Restoring size consistency of approximate functionals constructed from the adiabatic connection

TL;DR

This paper addresses the size-consistency flaw in approximate exchange-correlation functionals derived from the adiabatic connection in density functional theory, proposing a simple correction method that improves accuracy in molecular interaction energy calculations.

Contribution

The authors introduce a straightforward, computationally inexpensive correction to restore size consistency in AC-based functionals, enhancing their reliability for molecular interaction energies.

Findings

Size consistency can be restored without additional computational cost.

AC-based functionals outperform second-order perturbation theory in accuracy.
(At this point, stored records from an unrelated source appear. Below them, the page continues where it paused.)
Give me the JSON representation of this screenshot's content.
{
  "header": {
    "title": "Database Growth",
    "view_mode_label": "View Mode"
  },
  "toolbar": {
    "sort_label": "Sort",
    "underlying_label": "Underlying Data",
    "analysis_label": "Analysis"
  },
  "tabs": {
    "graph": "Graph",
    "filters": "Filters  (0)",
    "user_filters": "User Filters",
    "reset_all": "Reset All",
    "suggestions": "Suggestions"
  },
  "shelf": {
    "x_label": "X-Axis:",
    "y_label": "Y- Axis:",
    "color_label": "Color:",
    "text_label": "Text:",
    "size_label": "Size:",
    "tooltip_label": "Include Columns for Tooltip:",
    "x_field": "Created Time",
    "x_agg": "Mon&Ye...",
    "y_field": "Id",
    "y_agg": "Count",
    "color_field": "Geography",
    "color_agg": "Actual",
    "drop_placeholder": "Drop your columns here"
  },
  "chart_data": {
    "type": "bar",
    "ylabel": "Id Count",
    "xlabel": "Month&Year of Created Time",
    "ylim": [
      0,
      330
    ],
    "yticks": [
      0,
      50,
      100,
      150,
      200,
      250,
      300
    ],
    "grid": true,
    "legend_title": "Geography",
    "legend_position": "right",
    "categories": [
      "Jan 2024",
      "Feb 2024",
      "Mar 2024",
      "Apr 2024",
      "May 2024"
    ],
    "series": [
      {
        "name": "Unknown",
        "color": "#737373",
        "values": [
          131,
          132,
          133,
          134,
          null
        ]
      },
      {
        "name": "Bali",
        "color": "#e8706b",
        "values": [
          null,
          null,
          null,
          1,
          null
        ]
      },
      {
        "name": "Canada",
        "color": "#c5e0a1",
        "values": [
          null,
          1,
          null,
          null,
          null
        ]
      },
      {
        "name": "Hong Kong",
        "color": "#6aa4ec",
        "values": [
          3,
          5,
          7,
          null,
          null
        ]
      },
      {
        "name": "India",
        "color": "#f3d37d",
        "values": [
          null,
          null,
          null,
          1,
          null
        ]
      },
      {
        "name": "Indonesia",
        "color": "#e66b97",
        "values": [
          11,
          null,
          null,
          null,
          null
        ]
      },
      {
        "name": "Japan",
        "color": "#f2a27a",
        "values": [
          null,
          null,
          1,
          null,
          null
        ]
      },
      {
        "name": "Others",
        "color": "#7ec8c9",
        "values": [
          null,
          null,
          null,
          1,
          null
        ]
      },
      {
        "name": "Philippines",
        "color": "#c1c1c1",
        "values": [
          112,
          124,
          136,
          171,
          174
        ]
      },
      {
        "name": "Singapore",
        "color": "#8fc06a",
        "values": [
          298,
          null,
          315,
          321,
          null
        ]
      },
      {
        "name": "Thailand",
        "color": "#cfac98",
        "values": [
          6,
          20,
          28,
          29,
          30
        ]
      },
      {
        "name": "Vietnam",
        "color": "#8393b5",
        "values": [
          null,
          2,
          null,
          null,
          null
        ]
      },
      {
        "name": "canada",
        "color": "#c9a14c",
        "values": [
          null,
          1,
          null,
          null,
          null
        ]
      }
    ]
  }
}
The correction improves the reliability of density functional approximations for molecular systems.

Abstract

Approximate exchange-correlation functionals built by modeling in a non-linear way the adiabatic connection (AC) integrand of density functional theory have many attractive features, being virtually parameters-free and satisfying different exact properties, but they also have a fundamental flaw: they violate the size-consistency condition, crucial to evaluate interaction energies of molecular systems. We show that size consistency in the AC-based functionals can be restored in a very simple way at no extra computational cost. Results on a large set of benchmark molecular interaction energies show that functionals based on the interaction strength interpolation approximations are significantly more accurate than the second-order perturbation theory.